Carefully following the trends in the economy and the labor market, we must not forget that the education system exists not for employers, but for people. The employer does not need a highly educated employee. First, such an employee may request a higher salary. Secondly, he can move to another employer. It is no coincidence that the theory of human capital separates specific human capital, that is, the ability to work in a particular workplace, and general human capital.
Employers invest and should invest in specific human capital. They are not interested in investing in the development of common human capital. employers are more or less actively involved in the training of specialists in the last undergraduate courses. In addition, it is necessary to take into account not only the requests of the employers themselves, but also carefully study what the modern workplace really requires. After all, the education system should help a person achieve success in life.
Contrary to popular belief, in our country there is a very strong relationship between having a higher education diploma and salary. On average, the difference between the salaries of people with higher education and those with only school education – the so-called premium for higher education – is higher in our country than in the United States. That is why most families in our country believe that their task is to give their child a higher education. This is an economically rational action, and not just a matter of status.
At the same time, our state systematically saves on education.
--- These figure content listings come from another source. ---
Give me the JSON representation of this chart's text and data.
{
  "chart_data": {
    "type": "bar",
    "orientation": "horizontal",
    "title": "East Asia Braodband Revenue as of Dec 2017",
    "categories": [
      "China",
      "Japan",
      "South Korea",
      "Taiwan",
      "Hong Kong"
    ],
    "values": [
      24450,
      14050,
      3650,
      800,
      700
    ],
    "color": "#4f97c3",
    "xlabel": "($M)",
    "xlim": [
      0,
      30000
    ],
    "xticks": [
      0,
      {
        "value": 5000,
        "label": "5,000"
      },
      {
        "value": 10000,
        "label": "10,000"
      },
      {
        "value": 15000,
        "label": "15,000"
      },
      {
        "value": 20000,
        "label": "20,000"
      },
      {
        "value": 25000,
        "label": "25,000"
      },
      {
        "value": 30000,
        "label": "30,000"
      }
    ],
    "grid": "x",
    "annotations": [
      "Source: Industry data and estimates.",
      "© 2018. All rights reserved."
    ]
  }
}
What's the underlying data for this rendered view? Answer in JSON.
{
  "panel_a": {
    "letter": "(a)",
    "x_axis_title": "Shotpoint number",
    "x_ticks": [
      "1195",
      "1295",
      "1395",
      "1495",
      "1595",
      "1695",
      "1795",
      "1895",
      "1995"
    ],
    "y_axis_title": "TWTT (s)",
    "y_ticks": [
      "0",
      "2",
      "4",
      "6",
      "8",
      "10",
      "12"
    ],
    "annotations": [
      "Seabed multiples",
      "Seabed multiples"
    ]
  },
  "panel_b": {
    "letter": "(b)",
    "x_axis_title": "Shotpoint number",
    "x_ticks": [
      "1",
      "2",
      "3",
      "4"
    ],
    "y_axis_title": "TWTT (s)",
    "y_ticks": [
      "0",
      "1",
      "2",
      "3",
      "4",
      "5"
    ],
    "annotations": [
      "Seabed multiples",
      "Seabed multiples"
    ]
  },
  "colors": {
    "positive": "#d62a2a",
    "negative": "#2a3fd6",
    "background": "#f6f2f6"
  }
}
We are trying to compete in technological markets by spending less than all competing countries as a percentage of GDP. The gap in funding for universities is particularly large. The problem lies precisely in the strong budget underfunding since 2012, and not in the fact that students underpay for education. The funds of families that pay for education are already heavily strained.
In Germany, as in a number of other countries, almost every school graduate can go to university and study there for free. The paid education sector in Germany is microscopic. In our country, more than half of the students pay for their education, only not in private universities, but in state ones.